On the trial of the case, counsel for the plaintiffs called for the production of the policy, whereupon counsel for the insurance company stated that he did not have the policy in his possession but admitted that “there was an insurance policy” and agreed to produce it later. Counsel for plaintiffs then offered- the policy, relying upon opposing counsel’s agreement to produce it. This is all that the record shows as the policy was not again referred to during the progress of the trial which was conducted by the plaintiffs and defendant by the insurance company as though the sole issue was the negligence vel non of Claude Kammer, the driver of the automobile. The policy was not produced or, at least, it is not in the record, for there is a dispute between the attorney for the insurance company and the attorney for plaintiffs concerning the delivery of the policy in open court, such delivery being affirmed by one *742 and denied by the other. We take the situation, however, as we find it reflected by the record. As we have pointed out plaintiffs allege in paragraph 17 of their petition that the defendant insurance company had issued a policy covering the operation of the car by Claude F. Kammer and that this allegation is denied by the defendant insurance carrier, but the denial is coupled with an admission “that the policy in question under which they claim, liability” which “speaks for itself * •* * will be produced on the trial of this case”. This is a qualified denial which amounts to an admission that “the policy in question” was issued by defendant and this fact taken in connection with the admission of counsel upon the trial of the case that “there was an insurance policy” and his agreement and failure to produce it, as well as his failure to urge any defense in his answer or upon the trial of the case below to the effect that there was no coverage under the policy, must be considered as a waiver of the defense of unauthorized use of the automobile, raised for the first time in this Court, and counsel will not be heard now to say that the policy which he failed to produce does not cover the automobile when driven by Claude Kammer or that there has been a failure of necessary proof in that regard.

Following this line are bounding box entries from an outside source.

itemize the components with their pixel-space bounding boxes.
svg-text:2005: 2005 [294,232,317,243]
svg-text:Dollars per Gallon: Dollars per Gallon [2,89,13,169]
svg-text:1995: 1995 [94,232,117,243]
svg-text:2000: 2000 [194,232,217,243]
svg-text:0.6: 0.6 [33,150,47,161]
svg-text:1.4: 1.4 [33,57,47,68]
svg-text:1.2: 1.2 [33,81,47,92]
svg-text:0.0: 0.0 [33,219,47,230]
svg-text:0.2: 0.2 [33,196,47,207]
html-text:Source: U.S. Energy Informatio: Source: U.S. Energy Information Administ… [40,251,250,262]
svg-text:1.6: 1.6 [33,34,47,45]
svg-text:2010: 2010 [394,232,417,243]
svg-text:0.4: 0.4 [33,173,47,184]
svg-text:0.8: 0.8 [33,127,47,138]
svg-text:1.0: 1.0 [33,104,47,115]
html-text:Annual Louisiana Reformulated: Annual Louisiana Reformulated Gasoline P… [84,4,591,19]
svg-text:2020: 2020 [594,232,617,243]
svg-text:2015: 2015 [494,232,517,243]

On the night of the accident, Claude F. Kammer, Mr. Childress, Miss Carolyn Sweeney and Miss Thelma Gelpi, a group of young people, were 'riding in the Kam-mer car. Mr. Kammer, who was cast in some role in a performance to be presented at the “Little Theatre”, which is situated on St. Peters Street near Charters, left his companions about 8 p. m. to attend a rehearsal. The other three occupants of the car drove around town and amused themselves according to their inclination until 10:30 when they called for Mr. Kam-mer at the “Little Theatre”. When Mr. Kammer joined the party he took the driver’s seat and operated the automobile, the destination of the party being undetermined, there being a discussion as to what form of entertainment the remainder of the evening would be devoted to, which was not settled at the time of the accident. Mr. Kammer, however, drove out St. Ann Street with the intention of going beyond the intersection of that street with Burgundy. He says he was traveling at the rate of twenty-five miles per hour. Mr. Childress, who was in the rear seat with Miss Sweeney, Miss Gelpi being in the front seat with Mr. Kammer, estimated the speed of the car as twenty miles per hour, Miss Gelpi as between thirty and thirty-five miles and Miss Sweeney as between twenty-five and thirty miles per hour. Other witnesses estimated the speed of the Kammer car as high as forty-five miles per hour. According to Kammer’s own admission, however, his speed was excessive, for Section 3 of Article V of the Traffic Ordinance No. 13,702, C.C.S., declares that in approaching a blind corner the speed of a motorist should not exceed fifteen miles per hour. Kammer says he did not see the bus until just before he struck it on its right side near the rear door.